Соседка благодарно опустила глаза и улыбнулась: Мария Игоревна уже неоднократно зазывала её в гости, но обстоятельства складывались так, что не позволяли той постучаться в соседнюю дверь. А Марию
Игоревну, за это доброе намерение, ждала на почте скорая награда: среди газет она увидела конверт.
Неделю спустя ей пришло новое письмо.
Здравствуй, цветик-семицветик мой драгоценный…
Вот, всё время думаю о тебе, даже спать не могу. Представляешь, угораздило в таком-то возрасте влюбиться. Как пацан просто какой-то.
Каждый раз вижу тебя и замираю, ничего не могу с собой поделать, ступор нападает, и с места сдвинуться невозможно. Вроде бы до весны ещё далеко, а кровь бурлит и пенится, как шампанское.
Ты спросишь меня, почему я до сих пор не раскрылся? Чего жду? Сам не знаю, трудно объяснить, просто страшно попасть к тебе на язык, услышать твою язвительную реплику для меня просто смерти подобно.

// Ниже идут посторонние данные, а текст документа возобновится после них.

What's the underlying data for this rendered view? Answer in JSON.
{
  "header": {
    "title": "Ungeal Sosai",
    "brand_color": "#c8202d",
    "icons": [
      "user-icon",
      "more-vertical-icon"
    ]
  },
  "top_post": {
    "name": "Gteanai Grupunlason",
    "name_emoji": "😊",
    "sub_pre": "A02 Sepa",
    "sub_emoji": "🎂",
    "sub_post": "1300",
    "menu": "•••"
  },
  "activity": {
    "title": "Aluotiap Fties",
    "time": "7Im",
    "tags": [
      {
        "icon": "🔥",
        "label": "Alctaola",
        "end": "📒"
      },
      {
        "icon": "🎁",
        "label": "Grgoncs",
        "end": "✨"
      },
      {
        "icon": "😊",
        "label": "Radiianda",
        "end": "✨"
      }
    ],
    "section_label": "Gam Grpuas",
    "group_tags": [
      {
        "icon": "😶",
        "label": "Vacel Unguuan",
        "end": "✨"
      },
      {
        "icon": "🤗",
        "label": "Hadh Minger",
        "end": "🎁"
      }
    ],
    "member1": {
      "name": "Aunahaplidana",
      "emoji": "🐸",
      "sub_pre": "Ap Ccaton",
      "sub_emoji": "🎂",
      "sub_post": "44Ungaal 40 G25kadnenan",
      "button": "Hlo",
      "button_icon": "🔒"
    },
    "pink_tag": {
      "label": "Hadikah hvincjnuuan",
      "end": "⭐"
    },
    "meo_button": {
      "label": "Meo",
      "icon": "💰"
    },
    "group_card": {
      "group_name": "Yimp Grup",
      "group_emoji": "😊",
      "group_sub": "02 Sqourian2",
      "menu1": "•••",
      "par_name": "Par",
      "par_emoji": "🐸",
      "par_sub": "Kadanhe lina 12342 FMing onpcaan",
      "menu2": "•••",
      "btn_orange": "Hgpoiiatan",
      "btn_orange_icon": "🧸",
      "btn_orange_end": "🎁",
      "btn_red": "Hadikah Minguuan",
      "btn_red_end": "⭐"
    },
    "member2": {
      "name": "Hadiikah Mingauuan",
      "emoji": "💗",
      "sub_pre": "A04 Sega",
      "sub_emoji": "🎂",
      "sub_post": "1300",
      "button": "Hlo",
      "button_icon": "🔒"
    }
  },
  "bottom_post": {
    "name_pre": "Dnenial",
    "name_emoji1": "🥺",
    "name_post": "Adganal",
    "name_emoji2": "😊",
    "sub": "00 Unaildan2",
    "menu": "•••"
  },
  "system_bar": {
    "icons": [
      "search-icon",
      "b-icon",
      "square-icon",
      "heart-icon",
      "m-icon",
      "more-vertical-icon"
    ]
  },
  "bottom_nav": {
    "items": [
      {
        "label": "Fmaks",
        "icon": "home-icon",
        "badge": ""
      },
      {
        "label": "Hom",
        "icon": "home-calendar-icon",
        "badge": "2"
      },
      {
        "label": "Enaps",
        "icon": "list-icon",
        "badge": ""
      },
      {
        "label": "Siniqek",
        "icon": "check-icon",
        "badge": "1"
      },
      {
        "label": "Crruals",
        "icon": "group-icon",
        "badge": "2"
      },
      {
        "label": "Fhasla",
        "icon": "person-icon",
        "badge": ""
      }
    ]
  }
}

Вот и хожу за тобой как тень. Как хвостик. Прости меня за эти глупости, за то, что тыкаю тебе, как старой знакомой… Просто мне кажется, что мы знакомы с тобой столько лет… столько зим… мне кажется, я хорошо знаю тебя и во время наших редких встреч (всё-таки раз в неделю это так мало!) я говорю с тобой о пустяках, а меня всё время так и подмывает сказать тебе, глядя прямо в глаза, что я люблю тебя, что мне так тебя не хватает.
Если бы ты знала, как мне хочется погладить тебя по волосам твоим, если бы ты знала, каким нежным я могу быть… Если бы ты только это знала…Без тебя нет мне жизни, только смерть одна, растянутая в бесконечность однообразных дней.
Впрочем, я не собираюсь пока что (силы ещё имеются) гневить Бога, но благодарю Его за такую возможность – увидеть вблизи свой заветный идеал. Многие не имеют даже и такой возможности. Так что мне ещё повезло.
Сильно повезло.
Убить себя я всегда сумею. Страшнее смерти мне решиться подойти к тебе… Даже это письмо… Знаешь, сколько я написал и порвал писем к тебе, прежде чем решиться и отослать. Благо почта недалеко, нужно решиться и мгновенно побежать к ящику, чтобы по дороге не раздумать.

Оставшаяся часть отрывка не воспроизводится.